Well if you move from an open-ended platform to Affy it costs you a lot because setting up the system is around $250,000 to $300,000. If you go the other way around it's actually not very expensive because a good scanner is something between $50,000 to $100,000. You know when you buy a bunch of hybridization ovens. We are just retooling our system to use both CodeLink and Agilent. We've been doing it previously but we're sort of now going to do it on high-throughput and it will cost us around a few thousand dollars.
You mentioned CodeLink and Agilent a lot. Could you use other arrays like ABI or PamGene to do similar studies and get comparable results?
I don't know about PamGene, but for [every array printed] on slides, you can do it. So for instance, you know all of these small companies that sell the targeted arrays? We can do them. You cannot do ABI. You have to get an ABI scanner. That is again a closed system. And I think that's probably the main limitation in the ability of new products to go into the market. [It's not worth it] if you need to buy a scanner every time you change your microarray platform.
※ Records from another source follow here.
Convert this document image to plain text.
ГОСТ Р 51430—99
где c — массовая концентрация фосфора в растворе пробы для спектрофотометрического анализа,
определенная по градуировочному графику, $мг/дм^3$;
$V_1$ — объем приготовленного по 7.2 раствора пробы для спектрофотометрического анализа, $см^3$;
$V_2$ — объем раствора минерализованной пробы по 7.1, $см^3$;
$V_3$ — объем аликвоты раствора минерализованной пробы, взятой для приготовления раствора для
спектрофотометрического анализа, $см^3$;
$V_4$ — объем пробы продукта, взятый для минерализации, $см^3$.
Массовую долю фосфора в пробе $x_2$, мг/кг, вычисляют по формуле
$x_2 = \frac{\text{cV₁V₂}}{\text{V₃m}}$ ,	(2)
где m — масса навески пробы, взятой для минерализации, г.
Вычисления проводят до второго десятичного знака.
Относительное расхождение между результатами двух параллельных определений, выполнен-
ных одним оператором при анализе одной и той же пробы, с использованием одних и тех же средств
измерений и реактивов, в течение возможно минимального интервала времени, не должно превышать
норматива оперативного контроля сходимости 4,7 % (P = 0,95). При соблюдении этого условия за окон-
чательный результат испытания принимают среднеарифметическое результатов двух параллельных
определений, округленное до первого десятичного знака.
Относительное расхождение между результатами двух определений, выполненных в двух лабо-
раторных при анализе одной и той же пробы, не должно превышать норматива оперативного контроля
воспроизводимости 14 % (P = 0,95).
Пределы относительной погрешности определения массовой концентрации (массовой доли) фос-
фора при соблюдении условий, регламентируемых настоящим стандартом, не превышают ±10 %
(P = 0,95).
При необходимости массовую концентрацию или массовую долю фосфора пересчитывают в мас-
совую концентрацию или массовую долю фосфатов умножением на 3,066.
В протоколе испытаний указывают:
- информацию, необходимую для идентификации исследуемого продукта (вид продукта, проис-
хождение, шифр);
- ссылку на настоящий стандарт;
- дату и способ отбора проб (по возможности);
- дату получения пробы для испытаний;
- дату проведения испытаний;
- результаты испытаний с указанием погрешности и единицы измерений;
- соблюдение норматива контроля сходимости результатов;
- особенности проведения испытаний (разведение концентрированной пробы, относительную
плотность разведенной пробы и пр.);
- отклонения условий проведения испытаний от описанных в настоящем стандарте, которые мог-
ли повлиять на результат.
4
Did CodeLink approach you or did you just read up on a number of platforms and pick one?
I read up and selected CodeLink.
What have been some of the downsides to switching platforms?
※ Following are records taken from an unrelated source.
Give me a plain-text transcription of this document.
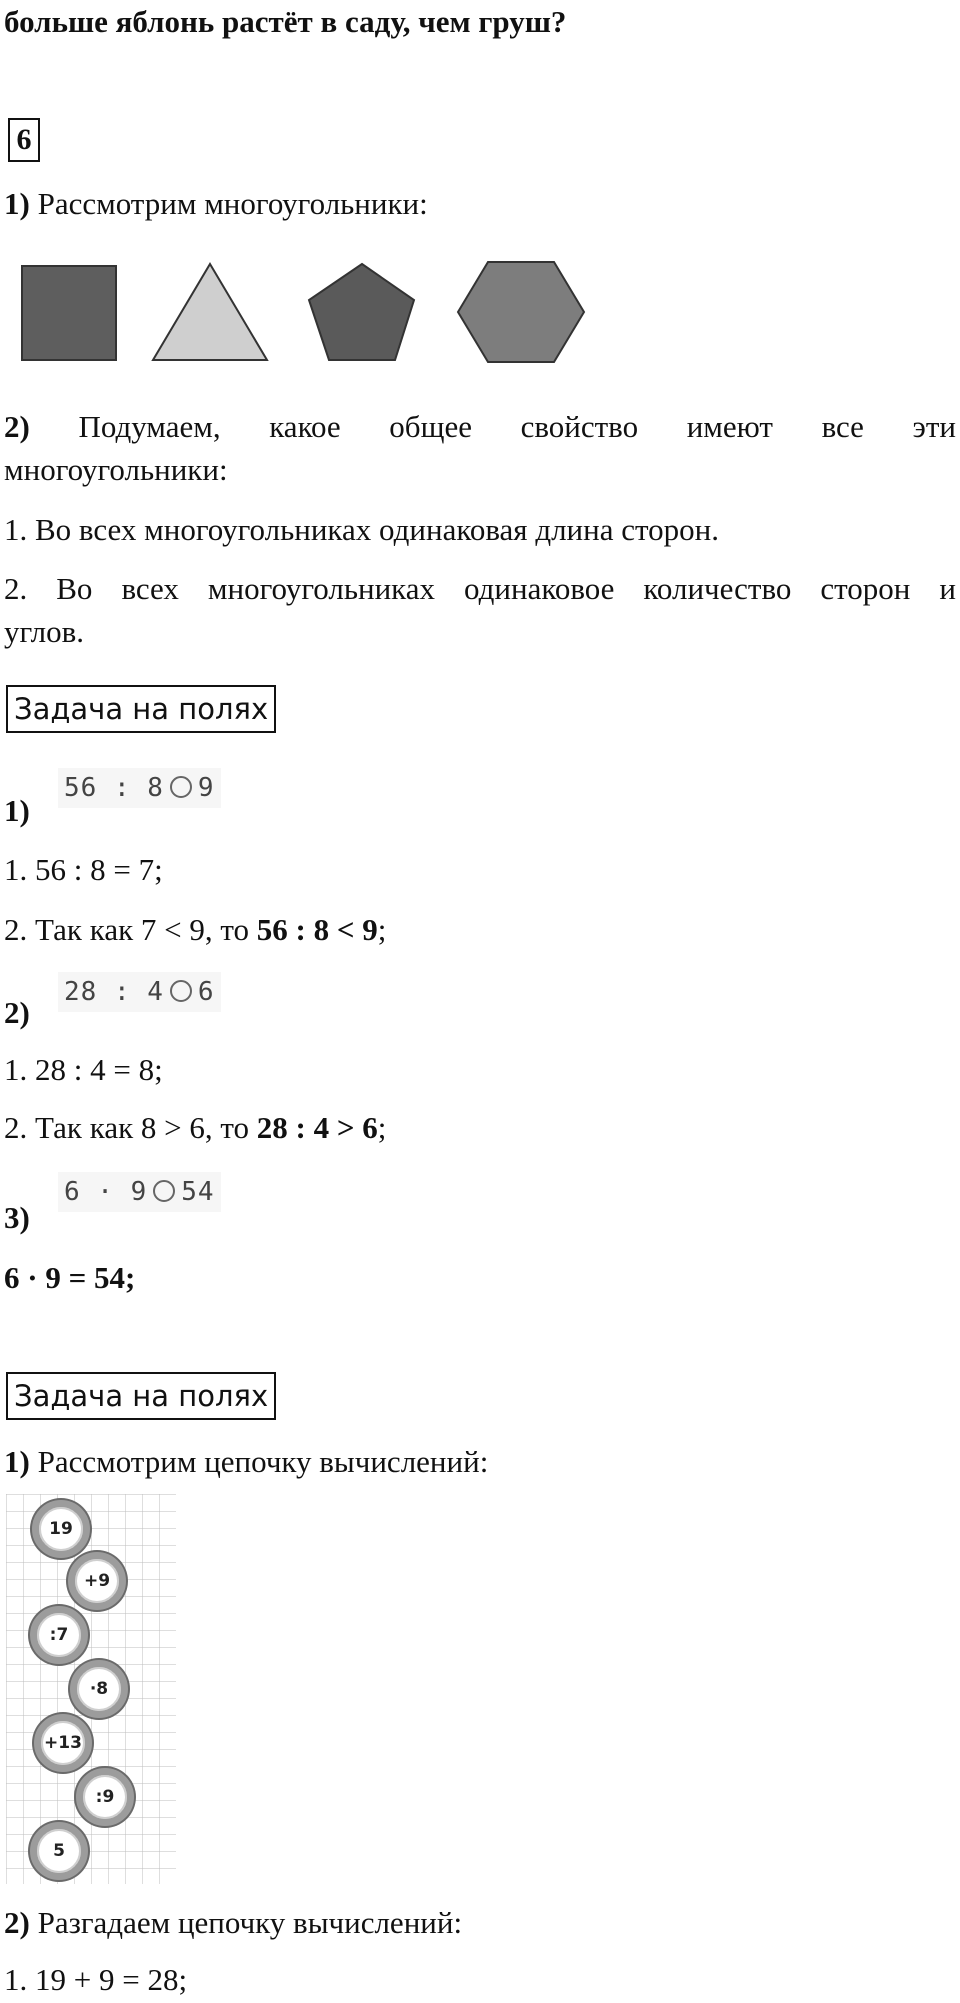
больше яблонь растёт в саду, чем груш?
6
1) Рассмотрим многоугольники:
2) Подумаем, какое общее свойство имеют все эти
многоугольники:
1. Во всех многоугольниках одинаковая длина сторон.
2. Во всех многоугольниках одинаковое количество сторон и
углов.
Задача на полях
56 : 8 9
1)
1. 56 : 8 = 7;
2. Так как 7 < 9, то 56 : 8 < 9;
28 : 4 6
2)
1. 28 : 4 = 8;
2. Так как 8 > 6, то 28 : 4 > 6;
6 · 9 54
3)
6 · 9 = 54;
Задача на полях
1) Рассмотрим цепочку вычислений:
19
+9
:7
·8
+13
:9
5
2) Разгадаем цепочку вычислений:
1. 19 + 9 = 28;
Bioinformatics support. I've been there with Affy. I've seen the same things. I saw when there were sequence errors with the mouse chip with Affy.
You expect these things to happen. And there were similar problems with CodeLink - so you have to have your finger on the pulse. So that's one of the downsides. At the beginning it was not that easy. If there's a new product, less of the computational software didn't deal with CodeLink at the beginning. So everytime there is a new product there are some issues.
Has it improved over time?
CodeLink has been very receptive. They are not developed like Affy, and they are not as smart as Agilent yet, but they have done a good job.
There's been a lot of talk about standardizing data, and some people have floated the idea of creating a metric for comparing data. Are these going anywhere or is this just talk at the moment?
Well people are talking and actually thinking about it, but here's my concern: If you take exactly the same Affy arrays, and ran experiments this week and next week, you are going to see differences.
And, we downloaded some of the big concert datasets two years ago and the simple stuff, like clustering, and one of the signals in the data was actually the dates that the experiments were run.
What you have to pay attention to is the design of the experiments and then you can compare them. But anything that doesn't contain internal controls and some calibration methods won't work. So, for instance, one of the things that we do in my lab that is fairly simple, is whenever we run a batch of arrays from the same experimental set, we'll run one RNA as a calibrator. So we repeat the same sample on and on and on. This allows us to sort of get a feeling about the range of differences. So that's one way of doing it in a way that will be clinically relevant for what we are doing.
Do you think that core labs such as yours would be willing to switch platforms for a more affordable, newer chip, or do you think once you make your initial investment you are set with what you have?
Well, in the end, price determines everything. So for instance we are negotiating with Illumina, because their prices seem to be much lower than anybody else, and the other thing is because of their unique designs you can run several samples on the same chip therefore reducing batch effects, increasing high throughput. Instead of doing eight samples a day in the regular lab you can do 72. So I think pricing and the ability to upscale operations will determine a lot. Because when people compare head-to-head CodeLink, Agilent, and Affymetrix, the differences in terms of reproducibility were not that huge. I think in general for clinicians an open platform will be preferable. So slides that work with any scanner in the market are probably better than a unique slide that requires capital investment.